Ces dessins justement traversés par Éros et Thanatos, souvent insinués, mêlés. Comme les tableaux le sont par l’émerveillement, la félicité, la grâce et la mélancolie ou l’inquiétude.
(…)
Il y a aussi cette découverte des travaux du compositeur Bruno Duplant, cette envie alors de proposer des nappes enveloppantes de son, d’accuser davantage encore la dimension immersive de l’expérience. Au suspend des images, à cette stagnation du temps, ajouter cet impalpable déploiement musical.
Leurs titres déjà qui me sont proximité : Étendues silencieuses (2019), Nocturne incertain (2022), Lettres et replis (2019), L’infini des possibles (2021)…

Cette envie encore d’inviter l’écrivain Sébastien Berlendis à proposer une courte fiction en regard des images, comme un prolongement de l’exposition hors les murs et sous une autre forme. Un écho qu’on emporterait avec soi.

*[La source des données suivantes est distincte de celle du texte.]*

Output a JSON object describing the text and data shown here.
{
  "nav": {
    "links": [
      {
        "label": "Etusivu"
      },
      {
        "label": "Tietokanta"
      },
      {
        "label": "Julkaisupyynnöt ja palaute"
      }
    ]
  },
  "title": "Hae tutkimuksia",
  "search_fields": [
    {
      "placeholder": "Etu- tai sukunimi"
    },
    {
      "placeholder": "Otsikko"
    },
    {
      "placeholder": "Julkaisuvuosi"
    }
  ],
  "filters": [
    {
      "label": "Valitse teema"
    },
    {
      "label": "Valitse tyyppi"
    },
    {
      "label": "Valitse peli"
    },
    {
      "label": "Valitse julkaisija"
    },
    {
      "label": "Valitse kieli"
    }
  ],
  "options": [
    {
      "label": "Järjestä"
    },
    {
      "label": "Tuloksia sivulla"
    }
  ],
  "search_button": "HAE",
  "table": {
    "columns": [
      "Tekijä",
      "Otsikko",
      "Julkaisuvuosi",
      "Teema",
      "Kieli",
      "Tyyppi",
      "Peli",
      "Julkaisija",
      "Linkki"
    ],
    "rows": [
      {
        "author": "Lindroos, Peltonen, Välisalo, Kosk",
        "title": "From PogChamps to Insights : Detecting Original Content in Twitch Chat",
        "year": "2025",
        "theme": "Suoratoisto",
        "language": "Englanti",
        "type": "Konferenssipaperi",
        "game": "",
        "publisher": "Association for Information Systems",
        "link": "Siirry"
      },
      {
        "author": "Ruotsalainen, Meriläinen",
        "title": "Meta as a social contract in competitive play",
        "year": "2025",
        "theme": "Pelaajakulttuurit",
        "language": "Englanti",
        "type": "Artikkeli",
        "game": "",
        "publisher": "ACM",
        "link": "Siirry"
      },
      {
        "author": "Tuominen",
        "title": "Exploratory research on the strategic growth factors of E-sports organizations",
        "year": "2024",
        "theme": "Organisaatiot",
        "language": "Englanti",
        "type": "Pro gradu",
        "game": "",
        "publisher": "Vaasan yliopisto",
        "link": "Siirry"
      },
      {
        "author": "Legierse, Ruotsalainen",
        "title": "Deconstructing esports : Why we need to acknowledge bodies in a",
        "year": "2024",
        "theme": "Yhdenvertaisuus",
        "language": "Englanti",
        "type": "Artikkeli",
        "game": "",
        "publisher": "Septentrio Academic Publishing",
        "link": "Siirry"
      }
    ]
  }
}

Rien ne se passe, ou si peu pour les amateurs de spectacles éblouissants, de bravades, de romans policiers et de drames. Et l’écriture de Sébastien Berlendis en indolentes dérives en est en quelque sorte le bord narratif comme les compositions de Bruno Duplant en sont les rivages sonores. C’est dans ce livre que Michelet écrit sur la mer : d’abord le rivage semble désert, impassible, puis, à regarder de près, on le découvre théâtre de mille vies industrieuses, de mille animations, mille drames ténus.
(…)
Ces autres mots du cinéaste Michelangelo Antonioni : « Devant ce mur, j’ai attendu qu’il se passe quelque chose. Il arrive toujours quelque chose. Aujourd’hui non, rien. Et puis j’ai compris que l’événement de cette journée, c’était moi, debout à attendre là devant le mur. »
Dans l’exposition il y a des murs, des tableaux comme des murs et des murs peints jouant de la surface de la toile en un pan qui tient aussi de l’écran. Quelque chose de cette inquiétude qui baigne le cinéma d’Antonioni de L’Éclipse à L’Aventura.

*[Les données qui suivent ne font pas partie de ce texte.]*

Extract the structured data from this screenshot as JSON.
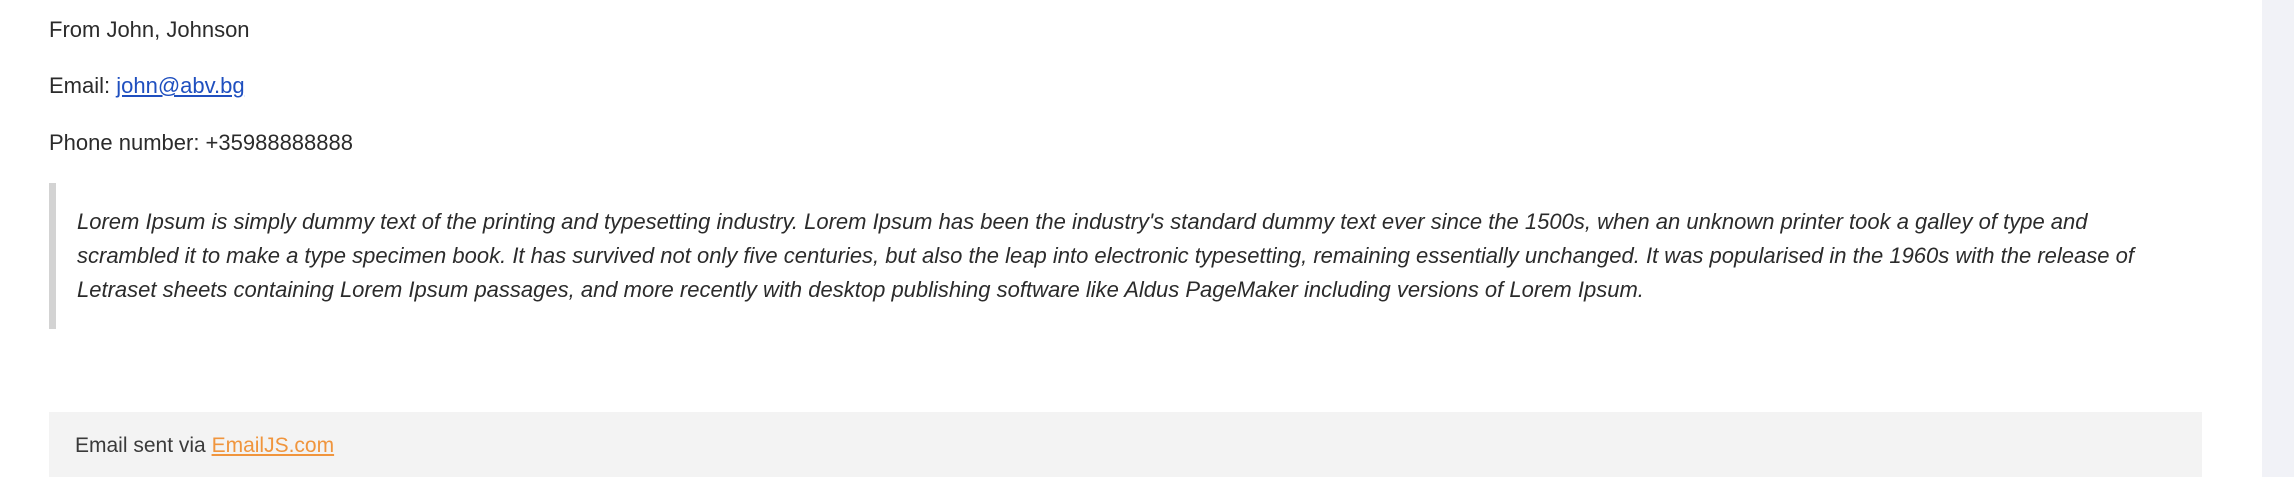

Quantité de choses discrètes, ténues, saisies au bord du dicible, là où règnent les impressions, les sensations, les sentiments, vibrant d’une sorte d’intranquillité sourde baignée de lumière.

Concevoir une exposition, c’est incliner à ces sortes de nouages. Cultiver en soi ces sortes de conversations, leur répondre ou en répondre. Cela n’a rien d’un discours ou d’une leçon. Il y est plutôt affaire de désirs et d’inquiétude. Ou, comme l’écrit John Berger, à propos du désir justement, d’un échange de cachettes.
Voilà, ce que j’ai cherché à construire, à façonner avec cette exposition : un échange de chachettes.